The paper provides a practical adoption recipe: select repositories with a stable Dockerized test command, implement repo-quarter profiles without baking source into images, mine merged PRs and pre-filter by patch size and file type, execute both commits inside the selected quarter image, accept only strict improvements with no regressions, package SWE-Bench-like rows, optionally collect non-leaky trajectories with submission gating, and evaluate fine-tuned models on SWE-Bench-Lite and SWE-Bench-Verified using pass@1. Suggested operational practices include dependency pinning, wheel caching, copy-on-start isolation, hard timeouts, batch-building quarter images for active repos, publishing profile-tagged images to a registry, and restricting privileges and network egress during tests.
Ethical and security considerations are explicit because the framework executes untrusted repository code. Recommended controls include containerization, privilege dropping, restricted egress, strict resource and time limits, dependency scanning, secret isolation, and sanitization of logs to avoid exposing credentials or personal data in trajectory artifacts (Liang et al., 21 Mar 2026).
Subsequent work on SWE-agent training suggests a complementary rather than competing role for SWE-Next. BugPilot introduces FeatAdd, a synthetic bug-generation method in which an agent adds a feature and unintentional test breakages are recorded as realistic bugs. BugPilot reports that these bugs are difficult, diverse, and data-efficient for training, and describes an “AllData SFT” setting as the best-performing “SWE-Next” recipe in its own experimental framing (Sonwane et al., 22 Oct 2025). A plausible implication is that execution-grounded mining from real merged PRs and synthetic generation of realistic regressions can be combined: the former provides self-verifying instances rooted in authentic repository history, while the latter broadens bug distributions and training mixtures under controlled generation.

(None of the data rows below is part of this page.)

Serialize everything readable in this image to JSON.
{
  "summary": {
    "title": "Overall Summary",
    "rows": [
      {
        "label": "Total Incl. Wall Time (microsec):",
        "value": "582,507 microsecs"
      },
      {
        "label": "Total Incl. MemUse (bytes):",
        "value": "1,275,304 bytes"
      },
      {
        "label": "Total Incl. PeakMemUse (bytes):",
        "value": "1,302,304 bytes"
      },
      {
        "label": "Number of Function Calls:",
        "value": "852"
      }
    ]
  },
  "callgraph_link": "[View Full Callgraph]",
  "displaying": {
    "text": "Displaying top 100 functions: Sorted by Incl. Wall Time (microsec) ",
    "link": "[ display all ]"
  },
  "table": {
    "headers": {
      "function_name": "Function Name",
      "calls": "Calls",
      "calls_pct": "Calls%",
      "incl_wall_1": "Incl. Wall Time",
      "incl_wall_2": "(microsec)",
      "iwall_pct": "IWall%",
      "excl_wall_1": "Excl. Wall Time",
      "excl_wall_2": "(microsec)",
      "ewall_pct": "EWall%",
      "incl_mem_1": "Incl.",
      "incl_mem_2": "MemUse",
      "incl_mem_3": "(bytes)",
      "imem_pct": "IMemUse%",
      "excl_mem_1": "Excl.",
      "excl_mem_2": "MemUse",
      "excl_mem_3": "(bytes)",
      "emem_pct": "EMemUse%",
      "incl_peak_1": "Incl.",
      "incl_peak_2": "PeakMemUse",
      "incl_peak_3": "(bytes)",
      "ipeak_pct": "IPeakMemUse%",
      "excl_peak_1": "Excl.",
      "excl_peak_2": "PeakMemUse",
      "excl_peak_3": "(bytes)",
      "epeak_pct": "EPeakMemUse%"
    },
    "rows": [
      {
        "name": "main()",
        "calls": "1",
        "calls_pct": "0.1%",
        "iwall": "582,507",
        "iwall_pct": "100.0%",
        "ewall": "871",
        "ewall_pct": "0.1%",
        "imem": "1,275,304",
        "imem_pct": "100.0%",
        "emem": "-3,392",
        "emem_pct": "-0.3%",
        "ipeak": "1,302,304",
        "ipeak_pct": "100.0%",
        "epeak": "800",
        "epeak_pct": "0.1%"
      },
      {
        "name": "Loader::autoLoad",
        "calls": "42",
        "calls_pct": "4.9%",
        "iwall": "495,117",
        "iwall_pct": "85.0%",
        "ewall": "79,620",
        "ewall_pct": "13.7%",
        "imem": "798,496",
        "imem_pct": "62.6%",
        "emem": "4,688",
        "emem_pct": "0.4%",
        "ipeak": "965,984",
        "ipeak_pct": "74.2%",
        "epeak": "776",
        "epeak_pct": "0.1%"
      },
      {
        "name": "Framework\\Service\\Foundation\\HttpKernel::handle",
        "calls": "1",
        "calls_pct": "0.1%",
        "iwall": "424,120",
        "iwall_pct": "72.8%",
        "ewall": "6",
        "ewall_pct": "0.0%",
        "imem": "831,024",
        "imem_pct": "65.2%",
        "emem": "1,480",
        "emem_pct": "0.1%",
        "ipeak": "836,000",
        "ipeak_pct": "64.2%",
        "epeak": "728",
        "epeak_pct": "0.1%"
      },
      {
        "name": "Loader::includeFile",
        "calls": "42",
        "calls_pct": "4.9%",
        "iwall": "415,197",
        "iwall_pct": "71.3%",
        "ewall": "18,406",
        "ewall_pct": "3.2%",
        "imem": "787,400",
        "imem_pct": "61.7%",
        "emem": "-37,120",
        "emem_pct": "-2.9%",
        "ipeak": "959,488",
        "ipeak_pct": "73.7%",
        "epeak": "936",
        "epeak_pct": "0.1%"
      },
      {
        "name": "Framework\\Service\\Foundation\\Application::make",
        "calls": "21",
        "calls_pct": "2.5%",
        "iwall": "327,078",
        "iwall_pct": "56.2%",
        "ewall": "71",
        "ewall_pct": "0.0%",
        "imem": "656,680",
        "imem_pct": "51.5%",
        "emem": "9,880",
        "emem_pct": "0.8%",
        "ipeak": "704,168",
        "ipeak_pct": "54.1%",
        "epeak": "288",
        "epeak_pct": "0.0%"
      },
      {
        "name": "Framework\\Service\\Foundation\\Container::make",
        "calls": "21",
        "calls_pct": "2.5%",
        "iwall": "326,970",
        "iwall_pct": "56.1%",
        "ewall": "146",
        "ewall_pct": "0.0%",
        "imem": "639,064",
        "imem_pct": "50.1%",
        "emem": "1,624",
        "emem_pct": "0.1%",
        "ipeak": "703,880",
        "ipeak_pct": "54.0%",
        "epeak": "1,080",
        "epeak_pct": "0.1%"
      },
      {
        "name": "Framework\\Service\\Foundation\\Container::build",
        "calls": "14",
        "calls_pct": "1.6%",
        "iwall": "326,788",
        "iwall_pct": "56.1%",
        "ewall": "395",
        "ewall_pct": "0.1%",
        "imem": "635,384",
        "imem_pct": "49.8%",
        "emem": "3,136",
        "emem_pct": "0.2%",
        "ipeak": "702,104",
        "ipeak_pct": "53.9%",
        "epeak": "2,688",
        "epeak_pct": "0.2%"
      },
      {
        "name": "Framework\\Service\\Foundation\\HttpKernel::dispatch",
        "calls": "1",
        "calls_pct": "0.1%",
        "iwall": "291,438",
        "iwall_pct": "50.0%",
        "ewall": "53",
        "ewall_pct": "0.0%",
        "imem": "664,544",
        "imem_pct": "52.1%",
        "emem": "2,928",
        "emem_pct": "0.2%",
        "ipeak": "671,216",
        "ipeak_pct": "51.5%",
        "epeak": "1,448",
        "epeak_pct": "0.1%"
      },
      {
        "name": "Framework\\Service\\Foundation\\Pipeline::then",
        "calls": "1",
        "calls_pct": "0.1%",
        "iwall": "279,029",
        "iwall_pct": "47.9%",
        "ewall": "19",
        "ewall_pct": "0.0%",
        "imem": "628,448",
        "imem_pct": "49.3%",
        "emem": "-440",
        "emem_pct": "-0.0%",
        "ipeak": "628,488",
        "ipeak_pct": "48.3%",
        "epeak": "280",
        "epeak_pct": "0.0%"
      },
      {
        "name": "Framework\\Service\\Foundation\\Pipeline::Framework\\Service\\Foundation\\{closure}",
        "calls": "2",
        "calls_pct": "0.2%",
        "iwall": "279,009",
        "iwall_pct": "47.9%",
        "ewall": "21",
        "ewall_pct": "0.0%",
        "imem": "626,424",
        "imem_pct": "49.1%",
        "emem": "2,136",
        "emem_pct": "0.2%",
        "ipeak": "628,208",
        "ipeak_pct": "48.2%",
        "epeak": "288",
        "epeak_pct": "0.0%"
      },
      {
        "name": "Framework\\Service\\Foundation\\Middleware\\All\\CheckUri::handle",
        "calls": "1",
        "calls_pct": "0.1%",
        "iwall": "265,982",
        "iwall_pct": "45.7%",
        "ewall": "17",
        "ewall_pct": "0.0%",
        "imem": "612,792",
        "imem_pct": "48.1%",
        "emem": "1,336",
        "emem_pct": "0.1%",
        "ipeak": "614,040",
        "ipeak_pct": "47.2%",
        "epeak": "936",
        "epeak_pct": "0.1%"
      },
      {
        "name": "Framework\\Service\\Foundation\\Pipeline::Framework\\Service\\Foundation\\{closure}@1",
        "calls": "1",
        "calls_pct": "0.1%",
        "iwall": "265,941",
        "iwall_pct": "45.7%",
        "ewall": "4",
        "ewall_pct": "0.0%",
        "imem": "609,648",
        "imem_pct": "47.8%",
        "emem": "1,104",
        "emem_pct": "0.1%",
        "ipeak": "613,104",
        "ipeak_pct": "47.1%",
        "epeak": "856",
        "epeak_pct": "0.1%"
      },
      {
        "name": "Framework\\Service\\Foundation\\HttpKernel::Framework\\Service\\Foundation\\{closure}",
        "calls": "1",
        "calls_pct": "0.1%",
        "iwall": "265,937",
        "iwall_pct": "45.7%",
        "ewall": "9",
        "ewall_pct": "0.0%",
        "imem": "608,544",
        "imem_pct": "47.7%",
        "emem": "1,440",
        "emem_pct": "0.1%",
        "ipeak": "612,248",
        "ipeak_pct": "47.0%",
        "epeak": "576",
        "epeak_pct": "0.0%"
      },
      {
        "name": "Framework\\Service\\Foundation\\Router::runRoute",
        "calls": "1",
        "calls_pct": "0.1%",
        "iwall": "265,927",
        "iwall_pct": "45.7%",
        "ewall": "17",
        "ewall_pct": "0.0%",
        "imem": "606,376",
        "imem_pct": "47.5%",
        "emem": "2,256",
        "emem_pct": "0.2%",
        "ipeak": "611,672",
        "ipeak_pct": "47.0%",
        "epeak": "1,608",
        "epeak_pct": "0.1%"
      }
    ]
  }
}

Future directions named for SWE-Next include adaptive profile clustering beyond quarter boundaries, content-aware environment fingerprints, multi-language support, domain-specific harnesses such as CUDA or Android, richer supervision signals from coverage traces or static and dynamic analysis hooks, explicit flakiness checks through multi-run voting, structured error-taxonomy filtering, and stronger or cheaper rollout generators and verifiers. In that sense, SWE-Next defines a reproducible recipe—strict filtering plus environment reuse—for building scalable, execution-grounded SWE data infrastructure rather than a fixed terminal benchmark (Liang et al., 21 Mar 2026).